Bei all dem wird aber oft übersehen, dass kommunale Friedhöfe als Pflichtaufgaben der Gemeinde wirtschaftlich zu führen sind. Das heißt, die anfallenden Kosten müssten von den anfallenden Gebühren gedeckt werden. Abgesehen von den gestiegenen Aufwendungen für den Grabaushub, bilden Personal für die regelmäßige Pflege der Wege und Freiflächen, ebenso wie die vorgeschriebene Verkehrssicherung bei den schattenspendenden Bäumen weitere Ausgabepositionen. Andererseits erwarten Friedhofsbesucher selbstverständlich eine gepflegte Anlage, die die Bedeutung des Ortes unterstreicht.
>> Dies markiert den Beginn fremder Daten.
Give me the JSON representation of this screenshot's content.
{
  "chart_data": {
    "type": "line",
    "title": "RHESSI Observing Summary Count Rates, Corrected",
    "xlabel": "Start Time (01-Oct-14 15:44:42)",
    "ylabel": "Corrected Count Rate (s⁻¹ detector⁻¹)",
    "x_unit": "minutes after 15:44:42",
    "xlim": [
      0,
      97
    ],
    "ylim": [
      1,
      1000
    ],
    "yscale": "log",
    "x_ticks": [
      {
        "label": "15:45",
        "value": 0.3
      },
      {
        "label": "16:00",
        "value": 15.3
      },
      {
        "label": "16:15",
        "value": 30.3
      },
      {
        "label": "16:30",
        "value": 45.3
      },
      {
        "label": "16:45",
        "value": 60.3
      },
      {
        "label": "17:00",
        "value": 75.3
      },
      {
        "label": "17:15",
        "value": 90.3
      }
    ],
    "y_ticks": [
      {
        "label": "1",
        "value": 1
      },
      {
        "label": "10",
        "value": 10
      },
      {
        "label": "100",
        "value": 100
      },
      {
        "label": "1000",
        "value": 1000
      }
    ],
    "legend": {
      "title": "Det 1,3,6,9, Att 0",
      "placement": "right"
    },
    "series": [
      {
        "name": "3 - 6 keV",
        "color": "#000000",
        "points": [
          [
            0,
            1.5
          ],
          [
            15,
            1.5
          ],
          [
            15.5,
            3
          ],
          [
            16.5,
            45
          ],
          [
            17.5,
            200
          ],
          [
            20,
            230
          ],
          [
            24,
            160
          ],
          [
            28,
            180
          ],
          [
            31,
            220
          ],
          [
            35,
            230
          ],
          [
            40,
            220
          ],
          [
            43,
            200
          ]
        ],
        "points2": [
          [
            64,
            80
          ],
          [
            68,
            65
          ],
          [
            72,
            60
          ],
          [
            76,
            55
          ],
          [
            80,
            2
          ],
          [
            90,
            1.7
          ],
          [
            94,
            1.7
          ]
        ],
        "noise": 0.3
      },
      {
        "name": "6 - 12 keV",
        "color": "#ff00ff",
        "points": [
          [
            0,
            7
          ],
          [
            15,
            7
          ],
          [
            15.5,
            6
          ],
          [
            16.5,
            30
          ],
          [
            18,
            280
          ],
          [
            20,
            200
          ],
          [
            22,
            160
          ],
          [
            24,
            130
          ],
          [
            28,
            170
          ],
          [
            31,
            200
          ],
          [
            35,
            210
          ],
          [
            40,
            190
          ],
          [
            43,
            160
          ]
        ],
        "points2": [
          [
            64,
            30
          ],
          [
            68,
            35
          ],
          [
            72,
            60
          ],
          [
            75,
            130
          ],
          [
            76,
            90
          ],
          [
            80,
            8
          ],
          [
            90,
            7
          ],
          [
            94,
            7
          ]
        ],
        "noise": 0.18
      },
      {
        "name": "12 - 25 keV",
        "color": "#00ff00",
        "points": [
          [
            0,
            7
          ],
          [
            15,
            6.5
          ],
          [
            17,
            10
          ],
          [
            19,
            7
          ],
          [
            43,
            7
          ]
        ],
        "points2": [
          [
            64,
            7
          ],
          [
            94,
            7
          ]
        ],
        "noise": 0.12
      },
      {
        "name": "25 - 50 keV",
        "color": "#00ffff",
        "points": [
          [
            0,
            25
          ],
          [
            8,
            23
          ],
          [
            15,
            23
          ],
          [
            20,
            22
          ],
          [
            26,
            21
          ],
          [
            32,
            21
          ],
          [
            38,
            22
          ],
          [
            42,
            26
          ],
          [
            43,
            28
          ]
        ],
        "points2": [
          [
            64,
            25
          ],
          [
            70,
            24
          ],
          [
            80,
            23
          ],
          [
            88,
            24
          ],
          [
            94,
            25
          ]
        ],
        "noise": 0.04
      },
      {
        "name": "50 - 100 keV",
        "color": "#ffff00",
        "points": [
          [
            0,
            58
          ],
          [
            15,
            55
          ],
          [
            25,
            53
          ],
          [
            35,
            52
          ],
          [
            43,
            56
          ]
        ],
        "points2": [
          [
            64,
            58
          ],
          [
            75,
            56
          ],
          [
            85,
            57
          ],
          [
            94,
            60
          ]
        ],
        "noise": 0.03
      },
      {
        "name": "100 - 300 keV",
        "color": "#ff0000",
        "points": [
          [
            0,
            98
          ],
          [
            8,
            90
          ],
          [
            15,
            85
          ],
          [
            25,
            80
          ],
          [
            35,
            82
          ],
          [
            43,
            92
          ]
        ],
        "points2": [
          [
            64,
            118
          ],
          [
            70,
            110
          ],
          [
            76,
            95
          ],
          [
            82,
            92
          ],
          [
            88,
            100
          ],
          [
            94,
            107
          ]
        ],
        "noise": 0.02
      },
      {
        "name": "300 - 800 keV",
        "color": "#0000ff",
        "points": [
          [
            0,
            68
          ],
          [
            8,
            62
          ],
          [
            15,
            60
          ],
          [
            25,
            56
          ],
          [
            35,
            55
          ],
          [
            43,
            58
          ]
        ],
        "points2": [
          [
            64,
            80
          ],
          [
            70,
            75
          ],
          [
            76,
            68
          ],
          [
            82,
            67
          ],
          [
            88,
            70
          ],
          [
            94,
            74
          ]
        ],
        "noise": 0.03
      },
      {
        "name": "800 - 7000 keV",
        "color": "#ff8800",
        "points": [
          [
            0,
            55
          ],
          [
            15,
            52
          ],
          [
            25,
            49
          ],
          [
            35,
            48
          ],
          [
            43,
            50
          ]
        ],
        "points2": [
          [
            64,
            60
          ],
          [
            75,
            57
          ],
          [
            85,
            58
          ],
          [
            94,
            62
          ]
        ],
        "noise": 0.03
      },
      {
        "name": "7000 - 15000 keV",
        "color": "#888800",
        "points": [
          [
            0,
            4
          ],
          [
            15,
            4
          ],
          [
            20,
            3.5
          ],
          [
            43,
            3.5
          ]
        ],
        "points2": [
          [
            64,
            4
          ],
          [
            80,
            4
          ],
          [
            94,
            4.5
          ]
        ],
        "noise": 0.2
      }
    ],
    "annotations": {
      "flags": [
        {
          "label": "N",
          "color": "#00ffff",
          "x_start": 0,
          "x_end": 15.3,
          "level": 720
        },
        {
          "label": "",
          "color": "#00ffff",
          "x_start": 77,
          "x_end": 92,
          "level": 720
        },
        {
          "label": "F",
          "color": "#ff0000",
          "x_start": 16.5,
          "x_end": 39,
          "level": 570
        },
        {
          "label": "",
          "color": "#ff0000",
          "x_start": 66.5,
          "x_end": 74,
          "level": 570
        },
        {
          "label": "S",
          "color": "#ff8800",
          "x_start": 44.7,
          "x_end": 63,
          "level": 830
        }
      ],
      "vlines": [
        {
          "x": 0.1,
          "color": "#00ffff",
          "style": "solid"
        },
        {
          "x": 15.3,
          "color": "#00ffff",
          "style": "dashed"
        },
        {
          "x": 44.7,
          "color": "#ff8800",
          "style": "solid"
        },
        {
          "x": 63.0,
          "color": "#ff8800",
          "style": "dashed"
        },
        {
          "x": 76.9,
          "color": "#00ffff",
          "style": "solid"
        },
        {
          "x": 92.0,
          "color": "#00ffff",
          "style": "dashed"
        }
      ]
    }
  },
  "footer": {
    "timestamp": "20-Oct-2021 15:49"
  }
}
Und dieser Spagat zwischen Einnahmen und Ausgaben muss auch künftig bewältigt werden. Dazu kommt ein weiterer Aspekt: Ein Friedhof verkörpert auch eine Visitenkarte der Gemeinde. Denn die Art, wie Menschen bestattet werden, spiegelt die menschlichen und kulturellen Werte einer Gesellschaft wider.